8. Further reliance has been placed on two decisions of the co-ordinate benches as under:
1. DCIT v/s E. Faizal (2019) 178 ITD 383 (Coch) (Trib.)
2. Sanket Kanoi v/s DCIT (2024) 168 com 418 (Delhi) (Trib)
9. In both these cases, on similar facts the assessees were held to be covered by Article 13(5) India-UAE DTAA, which is identical to Article 13(5) of the Indo- Singapore Hence Ld. AR has argued that the issue stands covered by the decisions of the different coordinate benches.
Ld. DR, on the other hand, has strongly relied on the orders of the lower authorities.

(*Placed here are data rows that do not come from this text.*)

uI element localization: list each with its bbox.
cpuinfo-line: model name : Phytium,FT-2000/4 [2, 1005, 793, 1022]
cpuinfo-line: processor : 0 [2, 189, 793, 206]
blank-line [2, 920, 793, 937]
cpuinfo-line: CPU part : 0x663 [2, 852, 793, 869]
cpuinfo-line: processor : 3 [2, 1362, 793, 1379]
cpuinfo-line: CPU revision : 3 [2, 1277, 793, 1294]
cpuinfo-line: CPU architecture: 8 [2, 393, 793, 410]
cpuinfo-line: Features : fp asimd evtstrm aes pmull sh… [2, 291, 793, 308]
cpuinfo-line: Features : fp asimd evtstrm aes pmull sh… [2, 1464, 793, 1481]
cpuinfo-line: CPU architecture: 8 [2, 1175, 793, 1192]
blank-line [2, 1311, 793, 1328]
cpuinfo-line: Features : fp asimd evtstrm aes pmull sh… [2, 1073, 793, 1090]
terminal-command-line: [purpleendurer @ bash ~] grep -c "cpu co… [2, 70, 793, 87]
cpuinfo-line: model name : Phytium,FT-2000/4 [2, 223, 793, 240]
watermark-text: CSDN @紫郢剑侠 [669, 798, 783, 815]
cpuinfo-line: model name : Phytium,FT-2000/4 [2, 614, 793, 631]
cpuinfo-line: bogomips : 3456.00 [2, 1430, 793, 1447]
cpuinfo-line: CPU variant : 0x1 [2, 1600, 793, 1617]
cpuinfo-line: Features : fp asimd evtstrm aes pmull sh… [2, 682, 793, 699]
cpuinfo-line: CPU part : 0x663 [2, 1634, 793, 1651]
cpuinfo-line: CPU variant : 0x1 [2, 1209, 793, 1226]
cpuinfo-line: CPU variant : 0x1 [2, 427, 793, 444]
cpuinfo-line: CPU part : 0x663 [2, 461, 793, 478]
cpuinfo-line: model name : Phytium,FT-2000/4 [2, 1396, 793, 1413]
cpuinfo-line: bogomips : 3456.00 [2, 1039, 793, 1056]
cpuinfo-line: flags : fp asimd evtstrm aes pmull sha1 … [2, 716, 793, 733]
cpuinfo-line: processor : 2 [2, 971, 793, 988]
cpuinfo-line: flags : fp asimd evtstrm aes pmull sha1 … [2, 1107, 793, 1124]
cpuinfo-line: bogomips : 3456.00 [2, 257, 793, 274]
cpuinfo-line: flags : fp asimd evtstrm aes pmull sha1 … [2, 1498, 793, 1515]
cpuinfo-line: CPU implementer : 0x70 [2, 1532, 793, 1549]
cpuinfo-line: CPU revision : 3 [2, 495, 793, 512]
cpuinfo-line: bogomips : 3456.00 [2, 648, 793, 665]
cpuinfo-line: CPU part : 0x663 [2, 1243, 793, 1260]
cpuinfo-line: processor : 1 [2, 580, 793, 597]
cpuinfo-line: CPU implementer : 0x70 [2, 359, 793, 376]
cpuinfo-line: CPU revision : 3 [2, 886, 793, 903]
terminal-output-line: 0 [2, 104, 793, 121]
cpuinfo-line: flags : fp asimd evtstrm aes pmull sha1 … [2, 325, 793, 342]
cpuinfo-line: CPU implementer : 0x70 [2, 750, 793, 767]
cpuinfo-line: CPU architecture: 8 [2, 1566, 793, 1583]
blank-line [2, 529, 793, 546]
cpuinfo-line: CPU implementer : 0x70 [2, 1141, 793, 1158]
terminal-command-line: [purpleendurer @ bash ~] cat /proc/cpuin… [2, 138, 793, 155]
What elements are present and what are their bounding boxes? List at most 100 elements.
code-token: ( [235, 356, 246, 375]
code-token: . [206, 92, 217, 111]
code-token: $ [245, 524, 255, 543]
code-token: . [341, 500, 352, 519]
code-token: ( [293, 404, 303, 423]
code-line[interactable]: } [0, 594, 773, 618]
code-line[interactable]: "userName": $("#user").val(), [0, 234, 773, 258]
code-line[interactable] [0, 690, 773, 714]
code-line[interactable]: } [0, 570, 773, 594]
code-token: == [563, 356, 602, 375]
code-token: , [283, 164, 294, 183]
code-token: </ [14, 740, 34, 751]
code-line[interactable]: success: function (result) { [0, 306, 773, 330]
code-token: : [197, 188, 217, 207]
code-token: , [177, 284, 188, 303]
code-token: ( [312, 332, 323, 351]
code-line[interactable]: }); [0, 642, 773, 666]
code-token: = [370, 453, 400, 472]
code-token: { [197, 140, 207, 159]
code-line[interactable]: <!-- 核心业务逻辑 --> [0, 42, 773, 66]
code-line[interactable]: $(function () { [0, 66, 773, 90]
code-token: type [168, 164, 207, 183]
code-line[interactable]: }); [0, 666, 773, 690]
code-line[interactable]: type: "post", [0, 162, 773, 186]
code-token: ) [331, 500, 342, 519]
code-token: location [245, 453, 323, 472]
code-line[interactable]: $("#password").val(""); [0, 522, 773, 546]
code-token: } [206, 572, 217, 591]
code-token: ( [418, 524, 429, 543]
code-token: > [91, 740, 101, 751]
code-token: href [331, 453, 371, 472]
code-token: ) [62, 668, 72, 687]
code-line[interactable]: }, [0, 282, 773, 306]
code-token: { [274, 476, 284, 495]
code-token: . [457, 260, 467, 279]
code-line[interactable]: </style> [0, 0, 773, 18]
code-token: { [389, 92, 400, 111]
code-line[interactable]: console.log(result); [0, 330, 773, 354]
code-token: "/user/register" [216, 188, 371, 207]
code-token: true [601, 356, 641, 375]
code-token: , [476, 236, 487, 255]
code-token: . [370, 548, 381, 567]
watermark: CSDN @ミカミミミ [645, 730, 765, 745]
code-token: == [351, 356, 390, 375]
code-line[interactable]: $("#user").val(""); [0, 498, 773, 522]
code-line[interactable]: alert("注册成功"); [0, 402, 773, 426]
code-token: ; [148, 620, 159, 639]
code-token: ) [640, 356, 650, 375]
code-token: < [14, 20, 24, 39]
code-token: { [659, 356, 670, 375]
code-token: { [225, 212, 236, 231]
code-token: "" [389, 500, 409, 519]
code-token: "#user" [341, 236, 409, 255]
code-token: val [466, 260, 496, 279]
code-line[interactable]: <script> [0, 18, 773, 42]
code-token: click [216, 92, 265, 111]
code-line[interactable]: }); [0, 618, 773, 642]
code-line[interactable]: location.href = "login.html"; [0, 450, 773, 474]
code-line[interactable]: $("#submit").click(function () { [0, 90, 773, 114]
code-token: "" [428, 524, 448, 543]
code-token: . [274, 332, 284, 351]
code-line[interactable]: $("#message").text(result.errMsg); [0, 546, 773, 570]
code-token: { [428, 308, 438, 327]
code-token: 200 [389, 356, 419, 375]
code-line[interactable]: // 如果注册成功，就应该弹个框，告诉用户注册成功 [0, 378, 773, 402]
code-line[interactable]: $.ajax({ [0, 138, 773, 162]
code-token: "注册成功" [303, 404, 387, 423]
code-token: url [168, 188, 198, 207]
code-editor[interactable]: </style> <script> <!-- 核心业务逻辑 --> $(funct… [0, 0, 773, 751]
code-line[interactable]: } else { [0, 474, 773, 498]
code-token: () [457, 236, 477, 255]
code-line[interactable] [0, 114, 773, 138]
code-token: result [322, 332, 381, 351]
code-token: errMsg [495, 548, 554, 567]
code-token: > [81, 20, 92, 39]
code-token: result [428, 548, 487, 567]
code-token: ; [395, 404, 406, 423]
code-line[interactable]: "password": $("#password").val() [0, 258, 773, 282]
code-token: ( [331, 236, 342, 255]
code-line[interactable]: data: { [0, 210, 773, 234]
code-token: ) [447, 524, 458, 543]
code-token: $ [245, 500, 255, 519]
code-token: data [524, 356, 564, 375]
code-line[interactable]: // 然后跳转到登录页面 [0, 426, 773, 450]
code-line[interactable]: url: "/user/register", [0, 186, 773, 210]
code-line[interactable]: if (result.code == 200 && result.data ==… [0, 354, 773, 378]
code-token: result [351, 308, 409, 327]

10. We have heard the rival submissions and perused the material available as well as the decisions of the co-ordinate benches relied upon by the Ld. AR . We find that the facts of the case of DCIT v/s K. E. Faizal (supra) are identical to the facts of the present case wherein it has been held as under:
“As per Article 13(5) of the Tax Treaty, income arising to a resident of UAE from transfer of property other than shares in an Indian company, are liable to tax only in UAE. On the other hand, Article 13(4) of the Tax Treaty provides that income arising to a resident of UAE from transfer of shares in an Indian company other than those specifically covered within the ambit of provisions of other paragraph of Article 13 may be taxed in India. Article 13(4) of the Tax Treaty covers within its purview capital gains arising from transfer of shares’ and not any of the property. Therefore, Article 13(4) of the Tax Treaty cannot be applied in the instant case unless the units of the mutual funds transferred by the assessee qualify as shares for the purpose of Tax Treaty.
The term ‘share’ is not defined under the Tax Treaty. As per Article 3(2) of the Tax Treaty, any term not defined under the Tax Treaty shall, unless the context otherwise requires, have the meaning which it has under the laws of the country whose tax is being applied. Therefore, the term ‘share’ would carry the meaning ascribed to it under the Act, and if no meaning is provided under the Act, then the meaning that the term carries under the other allied Indian laws would need to be applied. The Act does not define the term ‘share’. However, section 2(84) of the Indian Companies Act, 2013 defines the term ‘share’ to mean ‘a share in the share capital of a company and includes stock’. Further, the term ‘company’ has been defined to mean a ‘company incorporated under the Companies Act, 2013 or under any previous company law’. Under the Securities and Exchange Board of India (Mutual Funds) Regulations, 1995, mutual funds, in India can be established only in the form of ‘trusts’, and not ‘companies’. Therefore, the units issued by Indian mutual funds will not qualify as ‘shares’ for the purpose of the Companies Act, 2013. Further, under the Securities Contract (Regulation) Act, 1956, a security is defined to include inter alia shares, scrips, stocks, bonds, debentures, debenture stock or other body corporate and units or any other such instrument issued to the investors under any mutual fund scheme. From the above definition of ‘securities’, it is clear that ‘shares’ and ‘units of a mutual fund are two separate types of securities. Applying the above meaning to the provisions of the Tax Treaty, the gains arising from the transfer of units of mutual funds should not get covered within the ambit of Article 13(4) of the Tax Treaty, and should consequently be covered under Article 13(5) of the Tax Treaty. Therefore, the assessee, who is a resident of UAE for the purposes of the Tax Treaty, STCG arising from sale of units of equity oriented mutual funds and debt oriented mutual funds should not be liable to tax in India in accordance with the provisions of Article 13(5) of the Tax Treaty.”
11. Considering the facts of the case, in the light of the provisions of India- Singapore DTAA and the decisions of the coordinate benches discussed above, we are of the view that the assessee is entitled to deduction in respect of short- term capital gains of Rs. 1,35,66368/- under the DTAA between India and Singapore is allowable. The assessee’s appeal is therefore allowed.